Sale yards were jam-packed with sheep over the past two weeks as sellers looked to take advantage of the strong prices at auction for both store and prime stock. During the week of July 5-July 9, nearly 62,000 sheep passed through the main yards covered by LivestockEye reports, a level that trumped the previous weekly record for sheep sold in July, set in 2019, by over 8000 head.
A yarding of 20,000 store lambs at Feilding isn’t unusual earlier in the season, but in mid-winter lambs are that much bigger and this forced the liberal use of overflow pens at the July 9 sale, to meet the logistical challenges.

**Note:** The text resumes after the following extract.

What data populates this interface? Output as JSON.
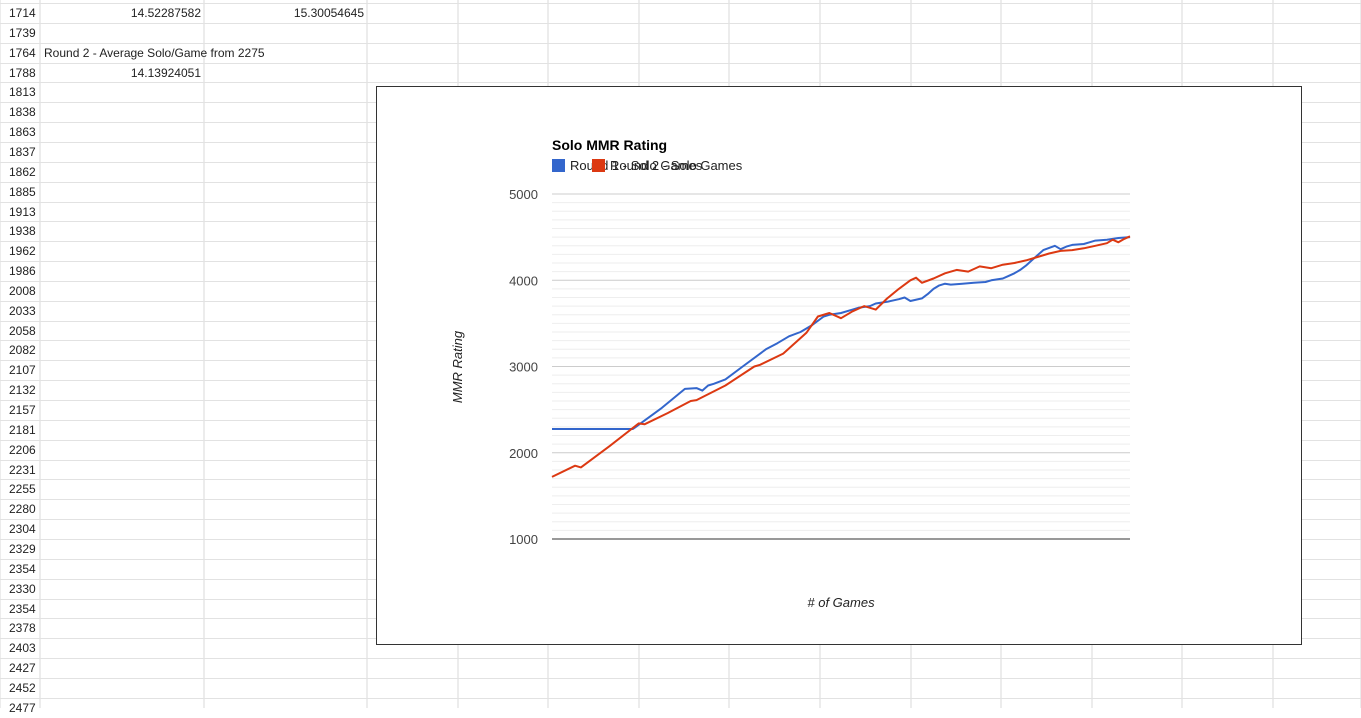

There was little respite for yard staff, as the following Monday nearly 10,000 lambs and ewes were presented for the prime sale. This made for the busiest Friday-Monday sale pairing at this venue since April 2017, and a level exceeded only five times in the past 10 years. Over the same time period at Stortford Lodge, the second and third highest ever weekly tallies were reported, beaten only by one post-lockdown week in June 2020.
The store lamb market has been riding high over the past few weeks and some of the increase in volume was attributed to the recycling of store lambs through the heated market. While this has come off the boil the past few weeks, the margin between lambs purchased earlier in the season and current levels may see this higher than usual throughput continue later into July.
Strong competition from the rails for finished lambs and ewes has only encouraged more vendors to send them to market via the sale yard route and the good entries for these classes are likely to continue in the short-term, particularly as scanning pushes ewes into the market in many areas of the country.